Contrary to what many Christians might think after a cursory glance at the social media accounts of some Reformed Baptists, the 2LBC writers went to great lengths to ensure that they maintained what they could of the agreements they had with the writers of the Westminster Confession of Faith and the Savoy Declaration; however, there are differences to be highlighted, and they are handled charitably in A New Exposition. Mitch Lush wrote chapter 7: Of God’s Covenant, which significantly departs from our paedobaptist brethren. Even among Reformed Baptists, several differences arise in covenant theology; however, Lush does a commendable job of interweaving many of the points of agreement to provide a robust and faithful explanation of the Reformed Baptist position(s). Additionally, he addresses many of the errors of dispensationalism, highlighting the importance of the covenants in establishing a biblical framework for understanding the proper use of God’s Law. 

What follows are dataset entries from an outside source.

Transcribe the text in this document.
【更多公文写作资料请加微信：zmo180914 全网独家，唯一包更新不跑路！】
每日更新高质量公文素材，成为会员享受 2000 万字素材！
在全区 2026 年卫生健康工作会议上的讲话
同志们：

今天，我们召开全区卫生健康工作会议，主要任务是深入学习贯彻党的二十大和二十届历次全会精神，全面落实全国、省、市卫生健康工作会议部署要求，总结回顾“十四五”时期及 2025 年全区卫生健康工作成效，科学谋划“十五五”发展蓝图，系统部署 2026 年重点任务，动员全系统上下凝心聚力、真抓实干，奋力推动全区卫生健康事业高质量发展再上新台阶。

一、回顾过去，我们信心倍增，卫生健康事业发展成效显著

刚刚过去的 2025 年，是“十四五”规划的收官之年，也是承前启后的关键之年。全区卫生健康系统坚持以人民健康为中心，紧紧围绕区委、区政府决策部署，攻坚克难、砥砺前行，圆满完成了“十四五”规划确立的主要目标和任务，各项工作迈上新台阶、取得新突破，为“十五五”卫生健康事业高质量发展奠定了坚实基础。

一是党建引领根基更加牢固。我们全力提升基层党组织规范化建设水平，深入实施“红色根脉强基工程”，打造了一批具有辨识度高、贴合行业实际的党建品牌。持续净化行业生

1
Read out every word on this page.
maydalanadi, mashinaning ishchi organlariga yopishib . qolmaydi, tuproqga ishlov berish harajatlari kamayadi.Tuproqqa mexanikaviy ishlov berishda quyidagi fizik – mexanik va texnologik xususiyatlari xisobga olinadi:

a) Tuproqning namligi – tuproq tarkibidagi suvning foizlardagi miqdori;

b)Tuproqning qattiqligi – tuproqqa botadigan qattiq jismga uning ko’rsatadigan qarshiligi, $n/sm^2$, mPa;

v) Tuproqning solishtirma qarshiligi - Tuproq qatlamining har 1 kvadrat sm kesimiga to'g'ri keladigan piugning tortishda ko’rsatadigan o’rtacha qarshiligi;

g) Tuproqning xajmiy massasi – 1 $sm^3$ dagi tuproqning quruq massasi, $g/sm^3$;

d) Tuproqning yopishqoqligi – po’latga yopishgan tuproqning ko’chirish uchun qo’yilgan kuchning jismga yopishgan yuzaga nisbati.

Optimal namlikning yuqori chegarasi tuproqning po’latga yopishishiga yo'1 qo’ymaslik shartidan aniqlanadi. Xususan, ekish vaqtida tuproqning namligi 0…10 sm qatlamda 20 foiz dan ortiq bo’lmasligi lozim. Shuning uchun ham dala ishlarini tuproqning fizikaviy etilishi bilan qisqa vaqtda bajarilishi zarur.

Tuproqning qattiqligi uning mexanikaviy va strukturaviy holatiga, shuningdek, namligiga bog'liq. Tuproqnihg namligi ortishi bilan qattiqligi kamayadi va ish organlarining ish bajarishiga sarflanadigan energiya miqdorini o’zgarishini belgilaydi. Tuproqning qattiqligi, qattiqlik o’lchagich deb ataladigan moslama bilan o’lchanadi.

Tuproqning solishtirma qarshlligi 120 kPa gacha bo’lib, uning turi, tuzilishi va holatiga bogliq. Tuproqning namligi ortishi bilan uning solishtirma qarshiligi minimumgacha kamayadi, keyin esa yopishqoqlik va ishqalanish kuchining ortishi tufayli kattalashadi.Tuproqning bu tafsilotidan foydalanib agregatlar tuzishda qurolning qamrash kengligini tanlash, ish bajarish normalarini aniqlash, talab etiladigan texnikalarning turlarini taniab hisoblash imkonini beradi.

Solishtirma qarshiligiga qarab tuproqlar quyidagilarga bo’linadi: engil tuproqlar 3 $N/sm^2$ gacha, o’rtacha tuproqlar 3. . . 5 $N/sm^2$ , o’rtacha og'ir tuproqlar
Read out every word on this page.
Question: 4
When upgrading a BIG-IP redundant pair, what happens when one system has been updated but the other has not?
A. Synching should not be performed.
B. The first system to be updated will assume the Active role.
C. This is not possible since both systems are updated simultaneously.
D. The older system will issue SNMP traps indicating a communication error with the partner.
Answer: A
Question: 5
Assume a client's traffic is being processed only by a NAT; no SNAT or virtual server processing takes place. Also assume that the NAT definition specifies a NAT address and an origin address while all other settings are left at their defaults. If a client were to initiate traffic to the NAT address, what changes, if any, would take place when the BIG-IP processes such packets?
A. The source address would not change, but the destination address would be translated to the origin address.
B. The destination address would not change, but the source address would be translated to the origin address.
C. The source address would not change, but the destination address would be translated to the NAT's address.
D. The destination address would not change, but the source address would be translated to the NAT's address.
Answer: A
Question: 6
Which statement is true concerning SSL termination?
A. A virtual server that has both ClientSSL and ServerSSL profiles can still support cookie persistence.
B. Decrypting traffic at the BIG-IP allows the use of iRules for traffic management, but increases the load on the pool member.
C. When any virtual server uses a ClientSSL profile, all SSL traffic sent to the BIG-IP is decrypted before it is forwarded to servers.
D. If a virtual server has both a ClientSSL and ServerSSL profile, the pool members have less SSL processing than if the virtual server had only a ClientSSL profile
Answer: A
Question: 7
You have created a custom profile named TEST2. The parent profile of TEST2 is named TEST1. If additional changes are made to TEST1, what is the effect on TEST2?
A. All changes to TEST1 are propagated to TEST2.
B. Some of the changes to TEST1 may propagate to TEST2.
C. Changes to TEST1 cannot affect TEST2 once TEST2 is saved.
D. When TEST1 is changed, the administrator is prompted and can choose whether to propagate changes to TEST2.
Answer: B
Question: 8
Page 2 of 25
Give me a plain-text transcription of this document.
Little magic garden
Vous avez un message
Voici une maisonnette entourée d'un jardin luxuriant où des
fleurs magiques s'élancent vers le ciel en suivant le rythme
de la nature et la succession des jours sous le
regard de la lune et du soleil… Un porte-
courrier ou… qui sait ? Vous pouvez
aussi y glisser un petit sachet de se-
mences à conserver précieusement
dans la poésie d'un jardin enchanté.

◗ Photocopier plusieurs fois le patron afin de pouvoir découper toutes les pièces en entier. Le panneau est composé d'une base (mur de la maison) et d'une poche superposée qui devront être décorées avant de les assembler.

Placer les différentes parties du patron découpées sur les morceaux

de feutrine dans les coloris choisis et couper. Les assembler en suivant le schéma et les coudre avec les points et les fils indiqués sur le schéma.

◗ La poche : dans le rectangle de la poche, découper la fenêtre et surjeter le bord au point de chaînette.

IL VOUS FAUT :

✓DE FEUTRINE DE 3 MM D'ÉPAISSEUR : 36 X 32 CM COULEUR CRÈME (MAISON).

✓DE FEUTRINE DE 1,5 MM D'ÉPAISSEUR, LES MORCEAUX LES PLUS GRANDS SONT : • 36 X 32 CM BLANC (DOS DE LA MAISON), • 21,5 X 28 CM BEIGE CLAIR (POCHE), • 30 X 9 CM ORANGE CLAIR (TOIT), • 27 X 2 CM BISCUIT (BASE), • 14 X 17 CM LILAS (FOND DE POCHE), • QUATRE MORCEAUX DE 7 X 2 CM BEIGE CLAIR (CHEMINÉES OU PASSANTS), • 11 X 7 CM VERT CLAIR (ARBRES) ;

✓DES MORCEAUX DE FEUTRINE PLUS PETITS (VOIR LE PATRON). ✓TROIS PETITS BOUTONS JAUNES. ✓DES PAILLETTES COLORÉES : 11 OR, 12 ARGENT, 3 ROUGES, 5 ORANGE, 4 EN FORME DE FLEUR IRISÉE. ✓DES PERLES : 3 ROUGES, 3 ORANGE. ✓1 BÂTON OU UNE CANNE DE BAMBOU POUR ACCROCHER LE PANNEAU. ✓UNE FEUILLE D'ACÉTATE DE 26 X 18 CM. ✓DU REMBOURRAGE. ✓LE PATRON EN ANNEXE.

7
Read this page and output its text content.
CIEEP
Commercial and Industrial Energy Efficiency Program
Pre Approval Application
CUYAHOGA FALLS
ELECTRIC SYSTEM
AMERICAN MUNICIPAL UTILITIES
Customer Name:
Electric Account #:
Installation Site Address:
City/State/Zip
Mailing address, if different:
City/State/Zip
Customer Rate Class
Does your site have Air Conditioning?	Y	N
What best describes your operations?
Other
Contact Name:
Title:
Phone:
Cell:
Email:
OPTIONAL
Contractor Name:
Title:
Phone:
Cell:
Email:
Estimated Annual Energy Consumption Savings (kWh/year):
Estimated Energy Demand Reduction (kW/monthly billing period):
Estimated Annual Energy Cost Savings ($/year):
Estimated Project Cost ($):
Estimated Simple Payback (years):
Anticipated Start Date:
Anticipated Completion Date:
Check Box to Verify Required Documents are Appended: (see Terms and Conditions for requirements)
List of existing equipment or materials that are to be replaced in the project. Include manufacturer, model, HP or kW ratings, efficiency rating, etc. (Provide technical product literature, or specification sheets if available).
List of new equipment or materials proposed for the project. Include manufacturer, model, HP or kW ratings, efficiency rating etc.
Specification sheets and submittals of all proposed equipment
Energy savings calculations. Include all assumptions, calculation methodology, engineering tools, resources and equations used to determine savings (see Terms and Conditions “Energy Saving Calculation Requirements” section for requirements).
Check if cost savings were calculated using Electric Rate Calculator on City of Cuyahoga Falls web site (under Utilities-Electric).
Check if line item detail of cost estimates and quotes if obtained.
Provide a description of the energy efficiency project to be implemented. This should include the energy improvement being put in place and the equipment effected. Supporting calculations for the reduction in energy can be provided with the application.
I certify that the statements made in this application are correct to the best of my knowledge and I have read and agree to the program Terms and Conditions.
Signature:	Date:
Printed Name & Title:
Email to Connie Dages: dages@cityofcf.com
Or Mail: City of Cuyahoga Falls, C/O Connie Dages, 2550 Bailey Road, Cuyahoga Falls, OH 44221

Jim Domm wrote chapter 10: Of Effectual Calling, which contains the remaining exception that is taken among some Reformed Baptists. 10.3 states, “Elect infants dying in infancy are regenerated and saved by Christ through the Spirit.” Domm explains the arguments for and against the confessional statement from both the Bible and Church history; however, he concludes that “Paragraph 3 reminds us that the effectual call of God is inscrutable. It is shrouded in mystery.” My personal conviction is that the statement in paragraph 3 is carefully worded to be intentionally vague, suggesting that there is a reasonable, common understanding that there are at least some infants that are elect, but may include all infants dying in infancy, as Spurgeon believed. 

Chapter 18: Of The Assurance of Grace and Salvation by Jeffery Smith was particularly pastoral and practical. While reading this chapter, one will soon forget that they are reading an exposition of the confession and will have their heart warmed and their faith encouraged as the Bible’s teaching on assurance is expounded. The section within the chapter entitled “Assurance Should be Pursued” is worth the purchase price of the entire volume. It is filled with practical counsel to help weary saints floundering in the ebbs and flows of life in a sin-sick world find assurance.

In chapter 25: Of Marriage, Lee McKinnon provides unashamedly biblical wisdom that is particularly helpful in our current cultural climate. He thoroughly addresses confessional statements that are oft-overlooked but important, like polygamy and incest. McKinnon’s final section, “Why Doesn’t the Confession Say Anything About Divorce?” is particularly enlightening from an important historical perspective.

A New Exposition is a welcome addition to a growing body of Reformed Baptist works. There is still room for more publications on the 2LBC, and this will undoubtedly be a useful volume for generations to come. Pastors, scholars, and laypeople alike will benefit from this work. Unlike a reference book or a technical, scholarly treatise, A New Exposition is enjoyable from cover to cover. I have recommended to my church that they read it just like that. This book will help you think more biblically and provide spiritual warmth and nourishment. More importantly, if the collective, pastoral wisdom within the chapters of this book is applied, it will make you a more faithful disciple of the Lord Jesus Christ. Tolle Lege!